Wednesday, February 14, 2007

Flinching and Education ( meant more for the investigator )

Originally written
Tuesday, 30. May 2006

It is a quiet morning and I found some time while the children are absorbed in games of make believe to write some reflections I’ve been having because of Adler’s essay (posted before this one).

Getting this essay came at a good time for me. I have been listening to well meaning people question the choices I am making with regards to our family’s learning. As much as I would like to claim I am unmovable in my convictions I much confess I flinch now and again. So this essay reminded me what I was trying to accomplish and why.

I think school or colleges should only be condemned when their policies and practices get in the way of my educating myself. I think generally, people look to find fault or look to blame something else for their troubles. I don’t think it is the schools' or colleges' job to educate me or my children. I really don’t. A school might be in the business of educating but I don’t think they replace my responsibility to my own education.
I see it this way... I want an education. Say, I want to learn to read. I seek out someone who can show me how. They show me. I learn. I can read. The teacher gets my thanks and maybe some of my money but beyond that I owe him nothing more. From there on I am pursuing my own education by using this new developed skill. That is a simply put as I think it.
Adler says this;
“The very best thing for our schools to do is to
prepare the young for continued learning in later life by giving them the
skills of learning and the love of it.”

Yes, I agree here. However, I am not going to count on or rely on some one to do for me what I should do for myself.

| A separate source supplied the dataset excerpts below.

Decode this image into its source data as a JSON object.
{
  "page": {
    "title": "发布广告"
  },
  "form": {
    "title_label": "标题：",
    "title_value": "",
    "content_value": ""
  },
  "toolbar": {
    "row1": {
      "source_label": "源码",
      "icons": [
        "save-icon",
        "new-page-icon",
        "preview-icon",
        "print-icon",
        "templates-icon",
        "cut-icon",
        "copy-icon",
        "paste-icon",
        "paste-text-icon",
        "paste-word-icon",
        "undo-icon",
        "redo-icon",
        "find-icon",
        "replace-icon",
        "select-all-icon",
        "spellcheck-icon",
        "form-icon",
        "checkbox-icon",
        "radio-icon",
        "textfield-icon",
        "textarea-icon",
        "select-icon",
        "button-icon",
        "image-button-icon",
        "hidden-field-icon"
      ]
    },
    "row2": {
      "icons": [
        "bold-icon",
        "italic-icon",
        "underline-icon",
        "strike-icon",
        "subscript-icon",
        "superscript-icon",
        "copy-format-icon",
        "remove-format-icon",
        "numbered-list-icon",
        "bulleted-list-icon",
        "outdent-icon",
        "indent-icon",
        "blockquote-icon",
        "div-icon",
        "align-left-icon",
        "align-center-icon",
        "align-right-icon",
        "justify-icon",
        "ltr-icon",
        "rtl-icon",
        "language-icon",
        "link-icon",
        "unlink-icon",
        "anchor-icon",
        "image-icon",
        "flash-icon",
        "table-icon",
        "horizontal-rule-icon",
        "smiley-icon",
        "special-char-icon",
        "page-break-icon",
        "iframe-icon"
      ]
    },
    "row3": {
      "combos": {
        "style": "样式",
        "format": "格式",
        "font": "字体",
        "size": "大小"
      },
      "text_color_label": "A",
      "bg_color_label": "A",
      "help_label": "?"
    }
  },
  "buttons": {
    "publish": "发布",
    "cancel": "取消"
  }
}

So many of us send our child off to school and we expect a teacher to educate that child. We all believe that is a teacher‘s main priority, right?

Here is where the problem is I think.

Schools don’t focus on teaching you how to think. They focus on teaching your child what to think. If the teacher gives Bobby enough of the what to think Bobby will hopefully learn how to think for himself in the process. I am sure there is some success in this because children are bright but unfortunately with age comes the dullness of life’s distractions. What happens, perhaps, is that when Bobby graduates and no longer get the ‘what’ to think from teacher he loses some ability ‘how’ to think and his education ends there...unless, of course, he starts to get his own education now that all the legal requirements are fulfilled.

What’s my point? My point is that no one should assume responsibility for my education but me. The message I try to send to my children is the same, ‘no one is responsible for your education but you.’ You can find others who know more and get from them what you need. I think in that case a mentor is much better than a teacher but that’s a whole different blog.

Some might say, “a child doesn’t know what he needs.”

To which I feel almost like laughing. No one told an infant that they needed to walk. They knew it on their own. We don’t send our babies to walking and talking schools. They instinctively know and learn without an institution claiming responsibility to educate the babe. (Although with all the little Einstein programs and developmental toys out there...Gad! But I am not going down that road. Nurseries burst with color sound and texture but a child is most stimulated by LOVE- always has been always will be).
Anyway, a child does know what he wants to learn. A child knows what he wants more than most adults do. When children like something and they go after it, they touch it, they ask a billion questions about it, they smell it , taste it, pull it apart. Children know what they want to learn and all we can do is be there with the billion answers and better judgment so that our children aren’t put in harms way. Done. But I’ve said this a gazillion times, or as my son says ‘five thousand hundred billion’ when he means to say ‘a lot’.

Education is simple - Read, write, discuss & explore. It is, admittedly, hard to do but it is simple.

A son says, “I like dinosaurs.” We pull out the Dinotopia series and start reading it. We pull out dinosaur books and start drawing pictures. We go to a Dino museum, give our child a camera and a sketch pad and chase after them not to climb the exhibits or open the ‘staff only’ doors.

Kids know.

A daughter wants to be a ballerina. We read the many reditions of Swan Lake and take her to the performance. We get her a tutu and slippers. She writes stories about ballerinas, she draws pictures of ballerinas (and leaves them all over the living room floor because the fridge is completely full of dinosaur pictures!). We find her a mentor and let her go to classes. We watch her dance and clap and kiss her.

Kids know.

A son catches a spider and pulls his legs off. We read Charlotte’s Web and talk about it. We get a tarantella from the pet store call him Harry and buy him crickets to eat. Harry gets out once and we take him back to the pet store replacing Harry with posters and rubber tarantulas.

Kids know.

Ha! No flinching today. Sorry for the rant. It’s almost like throwing up - once you start you just can’t stop.